4.2.2. Na de verzoeken van appellant om een A1-verklaring en een Wlz-verklaring heeft overleg plaatsgevonden tussen de Svb en het RSVZ. Verder heeft de Svb SUWI geraadpleegd en informatie ingewonnen bij de Belastingdienst. Hierna heeft de Svb geen aanleiding gezien om meer onderzoek te doen of verder overleg te plegen met het RSVZ. Het RSVZ heeft gewezen op de inschrijving van appellant in het Belgische bevolkingsregister, op een brief van appellant van 29 november 2011, een rapport van een sociaal rechercheur van 5 september 2013 en op het feit dat appellant van 8 juni 2006 tot en met 8 april 2016 zelfstandig zaakvoerder was van verschillende ondernemingen in België . Verder heeft het RSVZ erop gewezen dat appellant in 2016 en 2017 inkomen uit arbeid had genoten uit België . Het RSVZ deelde mede dat appellant er al herhaaldelijk op was gewezen dat hij was onderworpen aan de Belgische wetgeving. Volgens de Belastingdienst bestond het arbeidsinkomen van appellant over de jaren 2008 tot en met 2016 (met uitzondering van 2009) uitsluitend uit Belgisch loon dan wel inkomsten uit overige werkzaamheden. Appellant is steeds aangemerkt als niet verzekerd en niet premieplichtig voor de volksverzekeringen. De Svb heeft geoordeeld dat er onvoldoende reden was om de Belgische besluiten verder ter discussie te stellen en heeft hieraan de conclusie verbonden dat hij niet bevoegd was om een A1-verklaring af te geven. De rechtbank heeft uitgebreid gemotiveerd waarom zij de Svb hierin heeft gevolgd. De Raad sluit zich aan bij deze motivering.

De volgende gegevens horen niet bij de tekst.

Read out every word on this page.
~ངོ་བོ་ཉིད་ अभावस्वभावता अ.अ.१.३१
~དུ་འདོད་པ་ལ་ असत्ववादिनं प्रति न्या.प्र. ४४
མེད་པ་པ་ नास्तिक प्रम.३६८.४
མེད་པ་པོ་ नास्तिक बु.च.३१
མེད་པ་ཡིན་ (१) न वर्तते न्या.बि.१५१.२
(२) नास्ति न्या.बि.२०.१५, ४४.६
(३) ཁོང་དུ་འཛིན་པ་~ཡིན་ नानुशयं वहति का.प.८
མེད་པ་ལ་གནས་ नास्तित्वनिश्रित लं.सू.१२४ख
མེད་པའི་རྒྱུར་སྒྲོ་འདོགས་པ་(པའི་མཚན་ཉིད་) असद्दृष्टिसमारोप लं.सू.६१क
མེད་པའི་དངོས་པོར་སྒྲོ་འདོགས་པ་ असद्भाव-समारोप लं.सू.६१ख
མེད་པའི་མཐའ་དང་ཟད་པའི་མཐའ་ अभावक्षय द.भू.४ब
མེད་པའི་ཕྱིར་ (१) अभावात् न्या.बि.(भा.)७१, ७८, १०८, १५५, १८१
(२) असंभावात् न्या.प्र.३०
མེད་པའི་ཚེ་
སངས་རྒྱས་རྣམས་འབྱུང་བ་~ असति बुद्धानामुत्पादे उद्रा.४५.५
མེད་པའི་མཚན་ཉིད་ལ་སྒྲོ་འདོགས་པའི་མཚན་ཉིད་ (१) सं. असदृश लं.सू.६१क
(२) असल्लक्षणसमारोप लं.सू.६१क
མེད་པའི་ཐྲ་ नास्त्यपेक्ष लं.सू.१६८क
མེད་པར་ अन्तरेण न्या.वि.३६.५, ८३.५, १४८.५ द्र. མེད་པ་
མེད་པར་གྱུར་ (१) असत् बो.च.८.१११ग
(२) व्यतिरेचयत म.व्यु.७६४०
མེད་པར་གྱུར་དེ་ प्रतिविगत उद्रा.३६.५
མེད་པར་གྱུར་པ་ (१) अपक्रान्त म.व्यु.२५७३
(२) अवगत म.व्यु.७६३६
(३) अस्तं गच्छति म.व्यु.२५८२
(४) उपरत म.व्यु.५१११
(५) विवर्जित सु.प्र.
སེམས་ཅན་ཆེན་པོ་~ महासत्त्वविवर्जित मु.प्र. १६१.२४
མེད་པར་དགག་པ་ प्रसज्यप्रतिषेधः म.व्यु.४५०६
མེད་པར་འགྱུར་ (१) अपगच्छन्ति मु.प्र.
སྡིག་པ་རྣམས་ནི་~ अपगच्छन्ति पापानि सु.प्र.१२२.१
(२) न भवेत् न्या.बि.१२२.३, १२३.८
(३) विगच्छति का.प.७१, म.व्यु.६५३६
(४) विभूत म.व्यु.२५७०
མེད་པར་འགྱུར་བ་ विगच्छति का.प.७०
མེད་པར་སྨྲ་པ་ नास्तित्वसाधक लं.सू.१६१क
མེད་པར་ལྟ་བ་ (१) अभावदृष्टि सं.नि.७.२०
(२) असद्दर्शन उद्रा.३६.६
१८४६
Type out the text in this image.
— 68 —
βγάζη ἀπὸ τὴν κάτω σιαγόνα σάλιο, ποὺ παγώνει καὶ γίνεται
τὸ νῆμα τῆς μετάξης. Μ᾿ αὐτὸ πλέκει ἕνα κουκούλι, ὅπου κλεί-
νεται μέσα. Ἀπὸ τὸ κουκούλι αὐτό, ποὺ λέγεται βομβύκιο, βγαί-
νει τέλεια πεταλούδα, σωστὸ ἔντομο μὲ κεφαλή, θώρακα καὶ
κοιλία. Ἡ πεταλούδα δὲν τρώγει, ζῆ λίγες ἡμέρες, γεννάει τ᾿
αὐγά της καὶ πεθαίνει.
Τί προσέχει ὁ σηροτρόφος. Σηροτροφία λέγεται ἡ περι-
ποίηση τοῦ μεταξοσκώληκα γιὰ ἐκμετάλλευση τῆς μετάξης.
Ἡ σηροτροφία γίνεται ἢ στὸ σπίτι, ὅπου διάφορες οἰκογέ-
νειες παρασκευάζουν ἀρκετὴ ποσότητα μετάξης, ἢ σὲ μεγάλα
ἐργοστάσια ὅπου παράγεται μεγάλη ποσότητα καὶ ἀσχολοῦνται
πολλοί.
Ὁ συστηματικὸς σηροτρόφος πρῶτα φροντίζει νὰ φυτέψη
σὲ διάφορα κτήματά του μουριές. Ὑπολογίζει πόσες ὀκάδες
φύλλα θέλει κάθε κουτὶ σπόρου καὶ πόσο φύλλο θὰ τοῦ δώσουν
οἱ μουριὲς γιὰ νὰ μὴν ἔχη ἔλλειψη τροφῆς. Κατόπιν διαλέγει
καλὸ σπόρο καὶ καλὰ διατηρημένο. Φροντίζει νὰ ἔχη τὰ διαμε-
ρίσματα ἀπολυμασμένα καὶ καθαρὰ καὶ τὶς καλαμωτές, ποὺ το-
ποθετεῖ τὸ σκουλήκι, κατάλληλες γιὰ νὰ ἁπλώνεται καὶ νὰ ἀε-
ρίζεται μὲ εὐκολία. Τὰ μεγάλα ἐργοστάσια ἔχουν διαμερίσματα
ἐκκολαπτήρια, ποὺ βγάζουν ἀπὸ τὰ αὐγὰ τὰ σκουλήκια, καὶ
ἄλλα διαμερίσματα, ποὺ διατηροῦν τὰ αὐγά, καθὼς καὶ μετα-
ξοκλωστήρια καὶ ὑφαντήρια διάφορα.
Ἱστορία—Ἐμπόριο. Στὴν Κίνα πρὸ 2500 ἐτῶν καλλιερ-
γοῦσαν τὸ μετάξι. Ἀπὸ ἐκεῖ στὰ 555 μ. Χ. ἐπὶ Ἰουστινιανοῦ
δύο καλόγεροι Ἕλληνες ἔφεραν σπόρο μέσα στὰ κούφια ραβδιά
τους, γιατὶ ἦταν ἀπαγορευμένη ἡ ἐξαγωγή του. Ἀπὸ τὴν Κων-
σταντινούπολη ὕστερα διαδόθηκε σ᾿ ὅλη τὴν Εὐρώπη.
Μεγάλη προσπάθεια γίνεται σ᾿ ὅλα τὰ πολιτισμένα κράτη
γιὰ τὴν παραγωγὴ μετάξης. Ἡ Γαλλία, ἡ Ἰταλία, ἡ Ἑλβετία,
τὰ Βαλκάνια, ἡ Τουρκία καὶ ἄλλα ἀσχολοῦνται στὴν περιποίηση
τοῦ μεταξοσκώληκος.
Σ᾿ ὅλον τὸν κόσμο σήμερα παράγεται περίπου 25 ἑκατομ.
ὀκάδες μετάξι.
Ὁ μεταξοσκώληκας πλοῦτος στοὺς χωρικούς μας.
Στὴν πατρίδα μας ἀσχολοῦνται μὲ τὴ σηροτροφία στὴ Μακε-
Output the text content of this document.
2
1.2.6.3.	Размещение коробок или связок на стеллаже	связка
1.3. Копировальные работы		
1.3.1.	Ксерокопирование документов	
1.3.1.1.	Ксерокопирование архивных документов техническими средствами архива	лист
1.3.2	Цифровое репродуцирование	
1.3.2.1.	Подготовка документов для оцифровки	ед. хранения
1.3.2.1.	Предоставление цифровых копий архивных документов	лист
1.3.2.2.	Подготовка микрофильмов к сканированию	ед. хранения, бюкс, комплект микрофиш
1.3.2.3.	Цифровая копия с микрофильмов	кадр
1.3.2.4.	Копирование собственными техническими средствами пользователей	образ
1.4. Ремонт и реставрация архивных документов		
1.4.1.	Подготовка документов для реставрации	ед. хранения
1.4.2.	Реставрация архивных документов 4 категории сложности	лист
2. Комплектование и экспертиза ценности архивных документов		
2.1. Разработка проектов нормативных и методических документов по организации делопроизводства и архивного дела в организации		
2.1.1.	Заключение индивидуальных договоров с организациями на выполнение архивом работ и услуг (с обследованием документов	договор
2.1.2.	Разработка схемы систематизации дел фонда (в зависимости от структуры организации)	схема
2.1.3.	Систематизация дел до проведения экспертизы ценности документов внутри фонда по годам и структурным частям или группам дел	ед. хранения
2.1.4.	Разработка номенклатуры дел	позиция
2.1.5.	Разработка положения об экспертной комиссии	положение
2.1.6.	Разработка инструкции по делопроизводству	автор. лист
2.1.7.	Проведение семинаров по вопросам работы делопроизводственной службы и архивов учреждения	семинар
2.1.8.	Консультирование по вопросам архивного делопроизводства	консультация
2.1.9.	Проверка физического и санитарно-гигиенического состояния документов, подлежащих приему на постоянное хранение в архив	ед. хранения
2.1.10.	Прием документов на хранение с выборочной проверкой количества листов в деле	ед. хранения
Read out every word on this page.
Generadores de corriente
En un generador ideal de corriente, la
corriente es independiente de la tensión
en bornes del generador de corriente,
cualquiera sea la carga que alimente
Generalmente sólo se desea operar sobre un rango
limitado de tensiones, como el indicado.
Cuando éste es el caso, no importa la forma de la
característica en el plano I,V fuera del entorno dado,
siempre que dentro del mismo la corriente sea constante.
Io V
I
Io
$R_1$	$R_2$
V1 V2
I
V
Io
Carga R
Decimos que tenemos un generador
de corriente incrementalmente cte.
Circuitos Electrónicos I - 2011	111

4.2.3. In hoger beroep heeft appellant zijn stelling dat hij in de periode 2011 tot en met 2016 in Nederland woonde en vanuit Nederland werkte, herhaald. In wat appellant heeft overgelegd en ter zitting heeft verklaard, ziet de Raad geen aanleiding om tot een ander oordeel te komen dan de rechtbank. Appellant had de beschikking over een woning in Nederland en een woning in België . Hij was in beide landen in het bevolkingsregister ingeschreven; in België was ook zijn partner ingeschreven. Appellant heeft tegenstrijdige verklaringen afgelegd over wanneer hij precies waar woonde. Ter zitting heeft appellant daar evenmin duidelijkheid over kunnen verschaffen. Uit de door appellant overgelegde stukken, waaronder overeenkomsten met nutsbedrijven, enkele leveringen aan zijn woning in [plaatsnaam 1] en zijn activiteiten voor de PvdA, blijkt dat appellant wel enige binding had met Nederland en dat hij af en toe ook in Nederland (tijdelijk) verbleef, maar daarmee is nog niet aannemelijk geworden dat hij in Nederland zijn centrum van belangen had. Voor de stelling van appellant dat hij in deze periode vanuit Nederland klanten in België bediende ontbreekt evenzeer onderbouwing met objectieve gegevens. Voor zover appellant door tijdsverloop niet meer beschikt over objectieve gegevens die zijn feitelijke situatie aangaande die periode kunnen onderbouwen, moet dat voor zijn rekening en risico komen nu hij pas in 2019 heeft gevraagd om een A1verklaring over een periode in het verleden. Een redelijke verdeling van de stelplicht en bewijslast brengt in gevallen als deze mee dat aanvragers die ter zake daarvan relevante feiten stellen – en in geval van gemotiveerde betwisting door de Svb – deze feiten ook aannemelijk dienen te maken.7
4.2.4 Gelet op wat is overwogen onder 4.2.2 en 4.2.3 is de Raad van oordeel dat de Svb aan zijn onderzoeksplicht heeft voldaan en dat de Svb zich mocht aansluiten bij de besluiten van het RSVZ. Ook in hoger beroep is niet aannemelijk geworden dat de besluiten van het RSVZ onjuist zijn. De Svb heeft dus terecht geweigerd de A1-verklaring af te geven. Voor zover appellant het niet eens is met de besluiten van het RSVZ moet hij deze in België aanvechten, wat appellant kennelijk ook heeft gedaan.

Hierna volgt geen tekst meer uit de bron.